Neverthless, a painting created with this kind of technology last fall sold for $432,500 US in a Christie's auction, 45 times higher than anticipated.

Concerns about misuse

And it's already raising concerns.

Earlier this year, OpenAI, the creator of an AI text generator called GPT-2, said they would not release the tool because it could write authentic-sounding prose that could fool humans, and could be used for the mass production of disinformation.

When asked about the incident and whether he had such concerns, he said: "Eventually, but I'm not sure we have reached that stage. So maybe there's a little bit of marketing going on here."

Université de Montréal
Université de Montréal

However, he acknowledged that with AI being deployed and applied in so many places, scientists and companies now have to be more careful about how it's going to be used; people and governments are paying attention to whether applications are socially acceptable and ethical.

In the meantime, even the researchers themselves are astonished by the speed at which AI based on deep learning is advancing and being applied.

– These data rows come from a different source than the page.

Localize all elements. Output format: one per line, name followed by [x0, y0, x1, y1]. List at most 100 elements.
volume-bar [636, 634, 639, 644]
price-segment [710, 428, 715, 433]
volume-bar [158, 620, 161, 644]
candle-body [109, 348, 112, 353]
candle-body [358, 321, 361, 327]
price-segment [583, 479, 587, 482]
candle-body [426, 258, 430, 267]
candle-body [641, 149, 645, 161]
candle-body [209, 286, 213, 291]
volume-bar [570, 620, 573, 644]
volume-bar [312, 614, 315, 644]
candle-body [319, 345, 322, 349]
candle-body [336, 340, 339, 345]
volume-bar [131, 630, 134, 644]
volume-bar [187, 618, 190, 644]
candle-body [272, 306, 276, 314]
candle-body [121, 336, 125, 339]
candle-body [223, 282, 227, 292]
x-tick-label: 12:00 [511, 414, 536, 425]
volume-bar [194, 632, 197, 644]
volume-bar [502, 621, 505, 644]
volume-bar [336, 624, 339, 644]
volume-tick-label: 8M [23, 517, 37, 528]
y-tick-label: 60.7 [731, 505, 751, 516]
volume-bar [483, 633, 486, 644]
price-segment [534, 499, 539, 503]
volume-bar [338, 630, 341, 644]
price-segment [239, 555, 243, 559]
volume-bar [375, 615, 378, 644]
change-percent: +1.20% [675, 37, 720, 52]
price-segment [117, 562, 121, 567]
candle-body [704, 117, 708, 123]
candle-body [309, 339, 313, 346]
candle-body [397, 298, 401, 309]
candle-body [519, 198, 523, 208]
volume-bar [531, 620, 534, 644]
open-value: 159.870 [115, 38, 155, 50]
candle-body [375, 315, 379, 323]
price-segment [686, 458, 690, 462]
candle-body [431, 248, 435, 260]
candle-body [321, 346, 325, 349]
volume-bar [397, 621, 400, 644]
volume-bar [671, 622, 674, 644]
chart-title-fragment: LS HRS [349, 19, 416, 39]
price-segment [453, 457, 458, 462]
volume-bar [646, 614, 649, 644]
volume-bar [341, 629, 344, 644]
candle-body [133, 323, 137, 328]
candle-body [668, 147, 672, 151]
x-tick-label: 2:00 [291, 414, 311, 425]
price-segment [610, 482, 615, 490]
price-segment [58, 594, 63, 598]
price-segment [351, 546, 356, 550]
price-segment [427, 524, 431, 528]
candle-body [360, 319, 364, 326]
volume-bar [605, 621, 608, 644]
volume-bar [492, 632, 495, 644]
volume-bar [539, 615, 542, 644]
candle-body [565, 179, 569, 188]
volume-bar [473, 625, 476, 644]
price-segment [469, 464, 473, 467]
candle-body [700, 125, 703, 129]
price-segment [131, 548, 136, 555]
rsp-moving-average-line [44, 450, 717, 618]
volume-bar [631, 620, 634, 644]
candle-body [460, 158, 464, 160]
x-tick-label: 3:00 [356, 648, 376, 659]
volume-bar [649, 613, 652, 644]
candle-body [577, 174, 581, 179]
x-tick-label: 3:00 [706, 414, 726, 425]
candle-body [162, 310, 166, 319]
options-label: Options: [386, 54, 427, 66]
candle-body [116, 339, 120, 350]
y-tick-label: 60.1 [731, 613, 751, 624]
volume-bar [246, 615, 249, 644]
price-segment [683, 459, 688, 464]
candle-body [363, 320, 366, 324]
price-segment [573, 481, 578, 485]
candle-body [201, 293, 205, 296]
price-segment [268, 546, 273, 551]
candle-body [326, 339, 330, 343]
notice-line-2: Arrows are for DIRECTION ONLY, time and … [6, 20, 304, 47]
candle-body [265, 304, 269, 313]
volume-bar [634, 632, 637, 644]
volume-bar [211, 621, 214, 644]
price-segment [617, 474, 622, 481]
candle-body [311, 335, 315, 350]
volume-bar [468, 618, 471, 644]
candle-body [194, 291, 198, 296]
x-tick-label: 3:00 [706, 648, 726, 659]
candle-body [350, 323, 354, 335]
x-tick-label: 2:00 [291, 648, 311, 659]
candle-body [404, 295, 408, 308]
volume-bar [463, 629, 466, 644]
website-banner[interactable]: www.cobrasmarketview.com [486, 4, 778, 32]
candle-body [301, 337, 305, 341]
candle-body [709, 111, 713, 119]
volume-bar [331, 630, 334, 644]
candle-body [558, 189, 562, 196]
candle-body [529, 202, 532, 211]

Both Hinton and Bengio say are especially surprised by how much translation between different languages has improved in the past two years. They thought it would take many more years for computers to reach this level of competence at translation.

Bengio said the rapid spread and adoption of deep learning is partly due to the creation of free, publicly available "software libraries" for others to use.

"It means that people with very little training and very little understanding of what is under the hood can use these libraries and apply them in many many ways," he said. "It's really democratizing access to that science."

He said he believes he, Hinton, LeCun and other academics in the field "have influenced the industrial world with some of the cultural traits of academia" such as greater openness and sharing.

He added, "That is helping the progress of science."